Mixed in with those four pregnancies which produced beautiful children were two miscarriages, a lot of tears, and some bitter disappointments. There were also some things that looked bad which ended up being nothing at all. At the beginning of our first pregnancy my wife began experiencing some issues and the most likely result was another miscarriage, this only six months after our first one. A sorrowful night preceded a long drive to the doctor’s office the next morning where we did our best to brace ourselves for more bad news. But this time God did something unexpected, and where we anticipated silence, instead we were greeted with a thundering heartbeat. Eight years later I’m that boy’s basketball coach and he still hasn’t slowed down.

The Lesson To Learn

There is a very important lesson pregnancies have taught me about new years: no matter the planning, no matter the hard work, and no matter the well-thought intentions, I am not in charge of what will happen.

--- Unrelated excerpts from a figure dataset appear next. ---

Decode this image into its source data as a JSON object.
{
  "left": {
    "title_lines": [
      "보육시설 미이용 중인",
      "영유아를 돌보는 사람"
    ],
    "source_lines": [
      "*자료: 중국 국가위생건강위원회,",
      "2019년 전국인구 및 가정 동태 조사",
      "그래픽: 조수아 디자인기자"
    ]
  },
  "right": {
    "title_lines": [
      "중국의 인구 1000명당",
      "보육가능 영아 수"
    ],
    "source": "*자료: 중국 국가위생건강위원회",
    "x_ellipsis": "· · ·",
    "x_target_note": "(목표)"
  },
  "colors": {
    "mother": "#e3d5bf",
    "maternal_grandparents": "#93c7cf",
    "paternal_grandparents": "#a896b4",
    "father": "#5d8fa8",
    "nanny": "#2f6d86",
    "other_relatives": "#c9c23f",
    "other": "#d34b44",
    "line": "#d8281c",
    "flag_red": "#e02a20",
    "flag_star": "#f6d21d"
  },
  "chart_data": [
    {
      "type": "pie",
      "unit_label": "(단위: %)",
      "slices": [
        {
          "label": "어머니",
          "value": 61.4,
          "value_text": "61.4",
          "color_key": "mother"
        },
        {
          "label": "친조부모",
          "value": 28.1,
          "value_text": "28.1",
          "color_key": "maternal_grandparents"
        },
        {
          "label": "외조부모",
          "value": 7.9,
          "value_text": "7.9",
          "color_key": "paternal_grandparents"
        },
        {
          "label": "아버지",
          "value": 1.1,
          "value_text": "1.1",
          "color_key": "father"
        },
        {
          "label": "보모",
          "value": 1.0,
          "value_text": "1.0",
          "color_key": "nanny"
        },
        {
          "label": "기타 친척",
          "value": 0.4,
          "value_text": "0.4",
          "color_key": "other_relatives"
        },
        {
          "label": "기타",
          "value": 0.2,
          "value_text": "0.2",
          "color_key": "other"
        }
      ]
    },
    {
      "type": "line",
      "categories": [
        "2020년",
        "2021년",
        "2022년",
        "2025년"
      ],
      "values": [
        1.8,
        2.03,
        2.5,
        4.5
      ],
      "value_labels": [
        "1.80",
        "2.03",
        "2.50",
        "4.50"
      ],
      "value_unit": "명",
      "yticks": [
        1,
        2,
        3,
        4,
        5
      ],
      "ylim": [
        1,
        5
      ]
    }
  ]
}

 I’m not suggesting we don’t plan. Go ahead and paint the nursery, save for retirement, eat right and exercise, just don’t succumb to the illusion that you are the master of your fate. No one knows what loved ones will be gone next year at this time or what relationships will be in trouble. What we do know is that we have today. Most of us deal with the possibility that this new year could contain death, or cancer, or a lost job, or a divorce by simply ignoring that possibility. We figure if we don’t think about it we might not have to deal with it. But just because I’m not in the driver’s seat doesn’t mean that no one is. God’s plan for you and me this year is bursting with hope for us. It is left for us to trust Him with this year, even if we have no idea what that will look like.